As an example, we'll create a vars/CustomPipelineTemplate.groovy
in our customizations library, and define top-level Stages that match the Stages of our pipeline - Validate
, Qa
, Uat
, and Prod
.
// terraform-pipeline-customizations/vars/CustomPipelineTemplate.groovy
def call(args) {
pipeline {
agent none
stages {
stage('Validate') {
steps {
script {
((Stage)args.getAt(0)).build()
}
}
}
stage('Qa') {
steps {
script {
((Stage)args.getAt(1)).build()
}
}
}
stage('Uat') {
steps {
script {
((Stage)args.getAt(2)).build()
}
}
}
stage('Prod') {
steps {
script {
((Stage)args.getAt(3)).build()
}
}
}
}
}
}
In your Jenkinsfile, override the default pipelineTemplate, and point it to your new pipeline template function.
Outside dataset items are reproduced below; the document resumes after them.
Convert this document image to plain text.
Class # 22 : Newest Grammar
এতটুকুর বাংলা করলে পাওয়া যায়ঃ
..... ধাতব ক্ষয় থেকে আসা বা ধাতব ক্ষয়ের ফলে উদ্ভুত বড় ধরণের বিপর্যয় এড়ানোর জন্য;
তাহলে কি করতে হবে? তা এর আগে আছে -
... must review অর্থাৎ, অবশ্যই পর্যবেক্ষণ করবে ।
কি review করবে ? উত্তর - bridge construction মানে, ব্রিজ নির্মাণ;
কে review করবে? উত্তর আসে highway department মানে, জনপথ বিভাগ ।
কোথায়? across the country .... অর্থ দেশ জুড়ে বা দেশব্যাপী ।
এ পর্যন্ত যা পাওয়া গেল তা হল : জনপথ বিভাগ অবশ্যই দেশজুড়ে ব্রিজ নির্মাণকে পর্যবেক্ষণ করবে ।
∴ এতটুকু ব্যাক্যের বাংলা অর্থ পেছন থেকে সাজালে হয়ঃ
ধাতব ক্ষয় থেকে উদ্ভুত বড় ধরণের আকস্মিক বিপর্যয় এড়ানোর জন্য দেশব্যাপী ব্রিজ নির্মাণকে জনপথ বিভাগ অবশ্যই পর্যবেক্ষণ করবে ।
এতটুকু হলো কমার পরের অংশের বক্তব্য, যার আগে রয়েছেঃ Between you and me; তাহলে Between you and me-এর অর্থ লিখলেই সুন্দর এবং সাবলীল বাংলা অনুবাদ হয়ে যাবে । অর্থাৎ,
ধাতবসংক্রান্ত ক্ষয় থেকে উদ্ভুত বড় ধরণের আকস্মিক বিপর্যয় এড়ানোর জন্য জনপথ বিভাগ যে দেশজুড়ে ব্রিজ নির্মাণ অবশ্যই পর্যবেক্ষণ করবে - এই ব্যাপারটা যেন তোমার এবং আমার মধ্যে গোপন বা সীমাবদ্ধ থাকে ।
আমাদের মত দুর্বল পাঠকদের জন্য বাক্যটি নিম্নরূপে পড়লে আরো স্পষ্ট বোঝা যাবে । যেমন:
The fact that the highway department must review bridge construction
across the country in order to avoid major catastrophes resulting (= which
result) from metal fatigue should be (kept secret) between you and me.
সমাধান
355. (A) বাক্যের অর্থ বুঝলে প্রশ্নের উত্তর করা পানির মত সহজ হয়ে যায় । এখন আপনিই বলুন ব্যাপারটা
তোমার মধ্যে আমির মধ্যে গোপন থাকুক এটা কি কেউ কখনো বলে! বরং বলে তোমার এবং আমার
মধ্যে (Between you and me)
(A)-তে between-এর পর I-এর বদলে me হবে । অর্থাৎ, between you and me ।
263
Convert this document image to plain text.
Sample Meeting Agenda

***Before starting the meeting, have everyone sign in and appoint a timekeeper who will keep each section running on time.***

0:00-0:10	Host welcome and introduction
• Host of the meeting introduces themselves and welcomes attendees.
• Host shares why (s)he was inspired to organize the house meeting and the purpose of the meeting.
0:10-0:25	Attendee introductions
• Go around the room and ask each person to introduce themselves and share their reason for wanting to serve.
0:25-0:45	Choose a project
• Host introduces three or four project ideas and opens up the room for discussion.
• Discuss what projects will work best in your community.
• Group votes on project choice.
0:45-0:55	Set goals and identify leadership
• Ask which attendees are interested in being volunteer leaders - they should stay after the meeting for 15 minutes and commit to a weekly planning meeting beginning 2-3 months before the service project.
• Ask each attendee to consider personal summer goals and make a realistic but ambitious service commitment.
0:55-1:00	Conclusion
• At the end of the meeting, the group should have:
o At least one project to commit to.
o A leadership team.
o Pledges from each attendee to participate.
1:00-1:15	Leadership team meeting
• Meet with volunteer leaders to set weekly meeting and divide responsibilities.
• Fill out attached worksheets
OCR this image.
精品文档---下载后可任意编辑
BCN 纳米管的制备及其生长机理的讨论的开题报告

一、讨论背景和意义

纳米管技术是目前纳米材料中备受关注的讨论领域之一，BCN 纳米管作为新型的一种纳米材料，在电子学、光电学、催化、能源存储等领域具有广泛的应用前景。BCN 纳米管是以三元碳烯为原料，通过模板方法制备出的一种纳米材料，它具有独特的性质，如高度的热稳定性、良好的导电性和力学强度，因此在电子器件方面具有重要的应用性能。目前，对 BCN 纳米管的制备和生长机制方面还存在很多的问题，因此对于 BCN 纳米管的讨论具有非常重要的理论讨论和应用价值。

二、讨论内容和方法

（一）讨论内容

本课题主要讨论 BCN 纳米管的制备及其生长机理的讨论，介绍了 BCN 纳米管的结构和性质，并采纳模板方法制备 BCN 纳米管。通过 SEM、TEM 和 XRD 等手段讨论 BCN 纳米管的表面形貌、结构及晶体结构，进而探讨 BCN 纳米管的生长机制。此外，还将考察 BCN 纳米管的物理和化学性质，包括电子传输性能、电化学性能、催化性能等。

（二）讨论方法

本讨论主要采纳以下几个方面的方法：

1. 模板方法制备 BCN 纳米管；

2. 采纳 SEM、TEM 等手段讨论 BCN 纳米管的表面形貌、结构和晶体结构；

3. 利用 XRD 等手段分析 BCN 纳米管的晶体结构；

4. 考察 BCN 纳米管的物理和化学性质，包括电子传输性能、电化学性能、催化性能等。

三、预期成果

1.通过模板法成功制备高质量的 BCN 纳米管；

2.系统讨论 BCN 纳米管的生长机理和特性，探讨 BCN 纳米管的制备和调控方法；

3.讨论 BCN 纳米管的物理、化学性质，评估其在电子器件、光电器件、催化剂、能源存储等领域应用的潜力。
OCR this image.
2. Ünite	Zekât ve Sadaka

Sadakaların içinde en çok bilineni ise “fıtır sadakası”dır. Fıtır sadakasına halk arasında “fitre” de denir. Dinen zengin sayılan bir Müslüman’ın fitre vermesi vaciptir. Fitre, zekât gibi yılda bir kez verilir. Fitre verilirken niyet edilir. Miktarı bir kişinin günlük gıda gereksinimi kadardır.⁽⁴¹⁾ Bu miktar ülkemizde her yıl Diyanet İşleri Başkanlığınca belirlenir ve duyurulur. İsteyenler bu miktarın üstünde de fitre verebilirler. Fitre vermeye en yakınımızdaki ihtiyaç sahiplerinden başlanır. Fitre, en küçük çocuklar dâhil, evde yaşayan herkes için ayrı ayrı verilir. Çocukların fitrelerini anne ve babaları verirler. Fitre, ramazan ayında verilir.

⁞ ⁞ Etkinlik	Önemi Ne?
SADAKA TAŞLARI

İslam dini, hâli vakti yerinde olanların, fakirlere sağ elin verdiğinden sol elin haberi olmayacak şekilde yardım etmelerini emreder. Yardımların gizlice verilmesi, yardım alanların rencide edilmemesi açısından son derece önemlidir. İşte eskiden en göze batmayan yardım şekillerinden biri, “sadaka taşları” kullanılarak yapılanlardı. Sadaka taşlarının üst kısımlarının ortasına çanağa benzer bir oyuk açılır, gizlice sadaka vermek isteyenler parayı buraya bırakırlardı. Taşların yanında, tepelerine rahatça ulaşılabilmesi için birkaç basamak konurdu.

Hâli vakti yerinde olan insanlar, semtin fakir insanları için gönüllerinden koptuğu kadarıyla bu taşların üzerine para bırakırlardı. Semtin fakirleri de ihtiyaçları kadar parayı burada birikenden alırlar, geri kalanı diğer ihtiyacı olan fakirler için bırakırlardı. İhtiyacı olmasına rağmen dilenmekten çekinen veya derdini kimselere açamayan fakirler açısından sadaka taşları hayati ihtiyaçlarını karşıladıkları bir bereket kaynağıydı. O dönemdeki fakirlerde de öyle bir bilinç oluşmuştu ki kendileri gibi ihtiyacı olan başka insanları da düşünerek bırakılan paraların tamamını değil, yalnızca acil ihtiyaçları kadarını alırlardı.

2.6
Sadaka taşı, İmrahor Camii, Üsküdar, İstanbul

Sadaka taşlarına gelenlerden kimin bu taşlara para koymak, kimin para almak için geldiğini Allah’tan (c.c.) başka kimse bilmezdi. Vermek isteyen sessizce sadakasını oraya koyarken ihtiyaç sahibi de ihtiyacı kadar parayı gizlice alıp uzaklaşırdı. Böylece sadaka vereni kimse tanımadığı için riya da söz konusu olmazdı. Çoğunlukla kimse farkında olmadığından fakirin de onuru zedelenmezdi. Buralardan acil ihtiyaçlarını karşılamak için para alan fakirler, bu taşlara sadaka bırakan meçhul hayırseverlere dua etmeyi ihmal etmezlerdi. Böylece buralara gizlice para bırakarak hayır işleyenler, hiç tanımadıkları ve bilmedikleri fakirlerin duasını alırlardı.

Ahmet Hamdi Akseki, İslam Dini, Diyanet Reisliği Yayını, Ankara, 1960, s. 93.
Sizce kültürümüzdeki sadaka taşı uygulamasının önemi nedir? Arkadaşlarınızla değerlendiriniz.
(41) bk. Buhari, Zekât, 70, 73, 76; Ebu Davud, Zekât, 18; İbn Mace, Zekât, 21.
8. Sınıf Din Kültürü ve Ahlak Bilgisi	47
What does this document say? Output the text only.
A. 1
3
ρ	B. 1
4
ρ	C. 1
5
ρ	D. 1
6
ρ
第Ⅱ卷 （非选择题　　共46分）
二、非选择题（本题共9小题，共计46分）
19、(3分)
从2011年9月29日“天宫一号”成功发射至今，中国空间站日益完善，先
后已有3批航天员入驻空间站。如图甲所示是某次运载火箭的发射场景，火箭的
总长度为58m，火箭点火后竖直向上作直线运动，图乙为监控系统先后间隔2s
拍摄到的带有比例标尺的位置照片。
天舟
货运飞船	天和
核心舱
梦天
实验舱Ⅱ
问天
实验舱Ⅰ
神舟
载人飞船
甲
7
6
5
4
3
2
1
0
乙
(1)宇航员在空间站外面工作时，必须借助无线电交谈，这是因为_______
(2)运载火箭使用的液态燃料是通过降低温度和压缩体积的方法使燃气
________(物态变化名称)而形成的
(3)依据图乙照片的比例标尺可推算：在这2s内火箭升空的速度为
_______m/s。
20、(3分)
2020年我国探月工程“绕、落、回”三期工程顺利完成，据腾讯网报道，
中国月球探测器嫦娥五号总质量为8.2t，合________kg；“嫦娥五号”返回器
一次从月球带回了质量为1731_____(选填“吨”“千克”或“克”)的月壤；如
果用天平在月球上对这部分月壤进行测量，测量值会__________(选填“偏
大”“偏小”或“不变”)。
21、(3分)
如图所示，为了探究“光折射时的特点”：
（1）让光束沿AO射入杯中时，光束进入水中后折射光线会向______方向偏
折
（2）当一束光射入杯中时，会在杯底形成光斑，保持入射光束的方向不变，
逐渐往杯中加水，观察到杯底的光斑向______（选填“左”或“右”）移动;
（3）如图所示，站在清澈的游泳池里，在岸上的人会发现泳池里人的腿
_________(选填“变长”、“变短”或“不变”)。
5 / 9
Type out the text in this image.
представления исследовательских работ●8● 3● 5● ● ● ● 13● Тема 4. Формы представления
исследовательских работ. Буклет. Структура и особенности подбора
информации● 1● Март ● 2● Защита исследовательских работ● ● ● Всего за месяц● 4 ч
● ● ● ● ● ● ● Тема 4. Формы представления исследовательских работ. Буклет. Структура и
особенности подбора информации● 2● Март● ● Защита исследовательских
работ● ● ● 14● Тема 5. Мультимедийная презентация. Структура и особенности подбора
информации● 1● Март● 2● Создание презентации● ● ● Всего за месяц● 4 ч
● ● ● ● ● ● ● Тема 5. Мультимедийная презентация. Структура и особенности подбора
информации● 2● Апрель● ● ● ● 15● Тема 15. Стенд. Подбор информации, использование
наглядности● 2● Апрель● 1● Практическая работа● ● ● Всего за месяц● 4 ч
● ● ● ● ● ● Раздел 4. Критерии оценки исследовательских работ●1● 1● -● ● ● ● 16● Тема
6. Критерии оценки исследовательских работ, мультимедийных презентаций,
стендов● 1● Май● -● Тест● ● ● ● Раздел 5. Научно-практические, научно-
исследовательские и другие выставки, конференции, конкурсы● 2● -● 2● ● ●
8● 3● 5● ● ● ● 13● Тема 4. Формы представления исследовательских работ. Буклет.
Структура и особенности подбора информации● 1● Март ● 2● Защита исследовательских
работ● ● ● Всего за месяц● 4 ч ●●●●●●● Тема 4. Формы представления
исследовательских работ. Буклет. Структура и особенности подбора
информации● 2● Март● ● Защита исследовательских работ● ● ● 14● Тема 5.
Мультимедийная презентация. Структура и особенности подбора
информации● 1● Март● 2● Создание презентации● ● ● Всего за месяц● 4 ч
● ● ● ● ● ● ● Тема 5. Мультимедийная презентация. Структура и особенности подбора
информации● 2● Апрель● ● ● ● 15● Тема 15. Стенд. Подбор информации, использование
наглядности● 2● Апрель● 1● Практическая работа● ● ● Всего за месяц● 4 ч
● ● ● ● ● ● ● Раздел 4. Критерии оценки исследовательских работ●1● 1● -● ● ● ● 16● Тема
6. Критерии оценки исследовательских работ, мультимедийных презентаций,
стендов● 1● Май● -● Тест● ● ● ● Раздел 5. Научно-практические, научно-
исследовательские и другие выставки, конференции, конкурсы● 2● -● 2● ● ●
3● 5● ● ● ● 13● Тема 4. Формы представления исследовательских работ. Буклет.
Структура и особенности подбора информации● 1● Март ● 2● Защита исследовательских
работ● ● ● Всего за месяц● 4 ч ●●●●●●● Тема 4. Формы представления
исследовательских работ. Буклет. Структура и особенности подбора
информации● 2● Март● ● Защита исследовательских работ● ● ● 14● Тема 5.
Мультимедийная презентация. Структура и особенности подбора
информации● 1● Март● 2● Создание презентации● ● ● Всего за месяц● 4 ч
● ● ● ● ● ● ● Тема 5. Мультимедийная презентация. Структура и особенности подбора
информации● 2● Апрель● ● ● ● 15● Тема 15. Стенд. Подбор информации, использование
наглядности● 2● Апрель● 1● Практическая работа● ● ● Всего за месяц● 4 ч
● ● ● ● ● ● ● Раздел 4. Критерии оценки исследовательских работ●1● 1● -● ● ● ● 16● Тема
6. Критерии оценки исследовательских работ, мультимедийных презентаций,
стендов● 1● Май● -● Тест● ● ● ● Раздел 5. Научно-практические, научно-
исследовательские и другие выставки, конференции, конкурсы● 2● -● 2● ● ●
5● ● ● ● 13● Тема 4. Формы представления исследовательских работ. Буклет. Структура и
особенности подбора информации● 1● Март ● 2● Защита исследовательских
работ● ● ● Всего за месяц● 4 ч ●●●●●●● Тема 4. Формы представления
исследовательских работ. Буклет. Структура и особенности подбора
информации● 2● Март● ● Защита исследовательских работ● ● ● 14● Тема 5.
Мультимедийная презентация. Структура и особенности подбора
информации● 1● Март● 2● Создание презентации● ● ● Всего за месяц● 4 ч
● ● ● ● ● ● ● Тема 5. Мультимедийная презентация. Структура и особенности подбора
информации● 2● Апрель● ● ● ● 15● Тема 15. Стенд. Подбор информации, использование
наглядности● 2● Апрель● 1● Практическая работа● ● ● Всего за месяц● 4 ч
For example:
@Library(['terraform-pipeline', 'terraform-pipeline-customizations']) _
Jenkinsfile.init(this)
Jenkinsfile.declarative = true
Jenkinsfile.pipelineTemplate = this.CustomPipelineTemplate
def validate = new TerraformValidateStage()
def qa = new TerraformEnvironmentStage('qa')
def uat = new TerraformEnvironmentStage('uat')
def prod = new TerraformEnvironmentStage('prod')
validate.then(qa)
.then(uat)
.then(prod)
.build()
This will generate a new Declarative Pipeline, using your custom template.
Restart from Stage will now display more sensible names. Note: This is in NO way dynamic. If you reorder the Stages in your Jenkinsfile, you'll need to reorder the Stage names in your custom template. This is an unfortunate side-effect of the strict syntax of Declarative Pipelines.
Some versions of terraform have made changes that affect a pipeline's workflow, eg: backend changes between v0.11 and v.12. TerraformPlugin provides a hooking point to addressing these, and future, differences.
By default, the plugin will detect a .terraform-version
file in the root of your repo and adjust the terraform workflow accordingly. Alternatively, you can declare your terraform version explicitly in code:
// Jenkinsfile
Jenkinsfile.init(this)
TerraformPlugin.withVersion('0.12.17')
If no .terraform-version
file is found, and no explicit version is provided, the default version assigned by the library is 0.11.0
. This preserves all behavior prior to the introduction of this default plugin.
- Create an Issue for the change that's being made.
- All changes pending the next release will be staged in the master branch.
- Fork this project.
- Make a branch named after your issue, in your fork.
- Make your changes in the branch and run the tests and codestyle checks with with
./gradlew check --info
- Update the CHANGELOG with your changes. Changes are queued under "Unreleased", until an official release is cut.
- Validate your changes by pointing a terraform-pipeline project to your fork's branch, and run an actual pipeline.
- Make a PR against the master branch of this project, and reference your Issue in the PR.
- Your PR will be reviewed and merged into master.
- Changes in master will be periodically grouped and published as a Release.
- Just like our application code, infrastructure code should be written once, and should be reusable for all environments.
- Configuration, especially environment-specific configuration, should be externalized. Where it's externalized to should be irrelevant.
- As much as possible, a pipeline should reflect what teams do to get from Code to Customer - no more, but also no less.
- Allow teams to specify their own steps in that process, and teams should choose how those steps are linked together.
- This is an OpenSource project - defaults should make reasonable sense for anyone that happens to use this project.
- Apply the Open/Closed Principle
- You should rarely need to change the base code, everything should be open for extension without modification to the base code.
- It should be possible to add behaviors through Plugins and Decorations - this makes behavior addable/removable/extenable.
- Think of plugins as interchangeable Lego pieces - you can swap one piece out for another, without fundamentally altering what it is to be a Pipeline.
- There should only be one way to Production, and that way should be crystal clear.
- The main branch (or its equivalent) is the one-and-only way to Production.